Ketiga bagian petaq mempunyai simbol rezeki pada bagian depan, aktivitas manusia pada bagian tengah dan pemimpin pada bagian belakang.
Sanggar kemudi atau Sanggilang yang terdiri dari dua balok yang melintang pada bagian atas yang bermakna laki-laki dan bagian bawah bermakna perempuan.
Berdasarkan konsep gender masyarakat Mandar mempunyai makna bahwa ketika suami berangkat berlayar, maka sang istri selalu menjaga marwahnya sembari menenun kain khas Mandar.
Layar perahu sandeq berbentuk segitiga dengan bahan dari kain atau plastik.
Angin yang menerpa layar menjadi sumber tenaga yang dapat mendorong perahu untuk bergerak (Sunani, 2018).
Dikutip dari Kompas.com menurut penelusuran pengamat budaya mandar, Dahri Dahlan, perahu sandeq lahir tahun 1930-an di Pambusuang.
Salah satu desa pelaut yang ada di Kecamatan Balanipa, Kabupaten Polman, Sulbar.
Perahu sandeq mempunyai beberapa tipe berdasarkan jenis nelayan di Mandar.
Pertama, jenis Pangoli, perahu Sandeq ini lebih kecil daripada Sandeq Race yang hanya bisa menampung dua awak.
Kedua, jenis Parroppong yang mempunyai ukuran lebih besar dari Pangoli dan mampu mengangkut hingga empat awak.
Tipe, ketiga Pallarung, perahu ini mampu menampung 4 – 6 awak dan biasa digunakan melaut hingga satu bulan.
Terakhir, berjenis Potangga yang biasanya digunakan menangkap ikan terbang, termasuk mengambil telurnya.
Sementara, Sandeq mulai dilombakan dalam rangka memperingati ulang tahun Republik Indonesia 17 Agustus.

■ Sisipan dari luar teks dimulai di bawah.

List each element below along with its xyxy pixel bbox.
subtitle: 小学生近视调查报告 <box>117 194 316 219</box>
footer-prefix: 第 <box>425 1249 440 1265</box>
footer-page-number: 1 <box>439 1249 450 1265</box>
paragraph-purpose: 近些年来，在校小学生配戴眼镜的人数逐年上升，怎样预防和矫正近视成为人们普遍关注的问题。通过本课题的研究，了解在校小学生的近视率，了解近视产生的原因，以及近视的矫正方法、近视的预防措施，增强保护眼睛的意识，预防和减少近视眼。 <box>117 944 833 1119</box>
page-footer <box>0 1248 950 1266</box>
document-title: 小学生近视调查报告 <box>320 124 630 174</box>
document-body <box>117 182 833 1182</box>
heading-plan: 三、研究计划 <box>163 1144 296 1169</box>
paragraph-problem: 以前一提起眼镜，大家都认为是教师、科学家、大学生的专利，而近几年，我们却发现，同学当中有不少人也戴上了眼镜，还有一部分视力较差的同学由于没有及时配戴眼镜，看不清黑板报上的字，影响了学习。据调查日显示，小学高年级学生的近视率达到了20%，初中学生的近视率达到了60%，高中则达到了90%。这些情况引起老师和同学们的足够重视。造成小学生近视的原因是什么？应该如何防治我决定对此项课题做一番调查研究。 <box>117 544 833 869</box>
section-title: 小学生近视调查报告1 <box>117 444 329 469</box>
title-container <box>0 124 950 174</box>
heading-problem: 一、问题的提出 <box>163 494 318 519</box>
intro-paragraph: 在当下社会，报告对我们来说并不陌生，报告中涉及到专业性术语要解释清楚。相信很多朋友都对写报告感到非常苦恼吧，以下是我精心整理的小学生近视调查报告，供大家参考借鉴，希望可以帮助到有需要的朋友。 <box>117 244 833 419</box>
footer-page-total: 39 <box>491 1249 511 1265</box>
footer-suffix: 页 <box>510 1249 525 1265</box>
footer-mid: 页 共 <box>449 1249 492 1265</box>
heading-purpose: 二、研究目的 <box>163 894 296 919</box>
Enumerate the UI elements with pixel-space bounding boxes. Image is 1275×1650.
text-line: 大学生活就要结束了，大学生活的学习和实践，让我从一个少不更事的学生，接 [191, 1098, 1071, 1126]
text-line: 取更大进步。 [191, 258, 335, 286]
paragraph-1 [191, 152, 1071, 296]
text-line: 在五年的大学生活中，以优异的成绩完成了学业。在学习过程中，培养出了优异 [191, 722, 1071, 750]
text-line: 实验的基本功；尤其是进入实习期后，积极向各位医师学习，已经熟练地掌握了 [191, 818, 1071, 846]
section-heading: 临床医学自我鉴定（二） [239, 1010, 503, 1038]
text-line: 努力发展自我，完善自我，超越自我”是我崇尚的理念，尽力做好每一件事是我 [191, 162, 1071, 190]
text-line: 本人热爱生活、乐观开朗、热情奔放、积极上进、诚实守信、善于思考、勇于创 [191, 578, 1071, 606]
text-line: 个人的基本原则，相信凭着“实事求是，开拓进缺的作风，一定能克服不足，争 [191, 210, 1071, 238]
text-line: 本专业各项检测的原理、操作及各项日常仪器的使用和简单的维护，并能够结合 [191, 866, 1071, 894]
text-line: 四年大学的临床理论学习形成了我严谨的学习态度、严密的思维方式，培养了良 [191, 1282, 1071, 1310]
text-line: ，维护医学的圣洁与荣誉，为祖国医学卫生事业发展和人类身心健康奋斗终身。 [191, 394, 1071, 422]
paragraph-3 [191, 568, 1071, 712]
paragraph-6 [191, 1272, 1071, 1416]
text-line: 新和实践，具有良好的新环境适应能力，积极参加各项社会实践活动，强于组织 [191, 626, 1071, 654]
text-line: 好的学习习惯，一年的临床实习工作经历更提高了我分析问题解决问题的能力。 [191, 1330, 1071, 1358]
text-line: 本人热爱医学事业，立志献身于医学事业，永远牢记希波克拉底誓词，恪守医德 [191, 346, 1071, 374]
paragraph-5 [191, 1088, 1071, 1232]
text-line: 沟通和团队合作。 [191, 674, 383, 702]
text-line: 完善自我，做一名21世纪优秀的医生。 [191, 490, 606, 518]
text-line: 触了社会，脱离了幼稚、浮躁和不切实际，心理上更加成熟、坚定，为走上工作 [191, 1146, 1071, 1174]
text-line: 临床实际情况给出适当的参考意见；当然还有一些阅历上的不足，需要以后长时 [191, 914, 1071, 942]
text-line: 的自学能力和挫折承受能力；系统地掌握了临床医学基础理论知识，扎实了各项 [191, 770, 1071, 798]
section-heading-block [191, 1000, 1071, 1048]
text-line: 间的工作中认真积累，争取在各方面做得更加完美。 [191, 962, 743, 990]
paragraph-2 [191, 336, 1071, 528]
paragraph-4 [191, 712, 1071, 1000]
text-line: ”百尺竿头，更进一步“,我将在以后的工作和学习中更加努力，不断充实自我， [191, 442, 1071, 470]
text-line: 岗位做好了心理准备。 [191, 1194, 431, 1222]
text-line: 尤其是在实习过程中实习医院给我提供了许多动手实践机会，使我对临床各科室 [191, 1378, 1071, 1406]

Sebelumnya, rute Sandeq Race dari Sulbar menuju Makassar, Sulawesi Selatan.
Memasuki, tahun 2019 Pemprov Sulbar mengubah rute Sandeq Race dari Polman menuju Kabupaten Mamuju.
Sedangkan, tahun 2022 kali ini rutenya dari Sulbar menuju Ibu Kota Negara (IKN) Nusantara, Kalimantan Timur.(*)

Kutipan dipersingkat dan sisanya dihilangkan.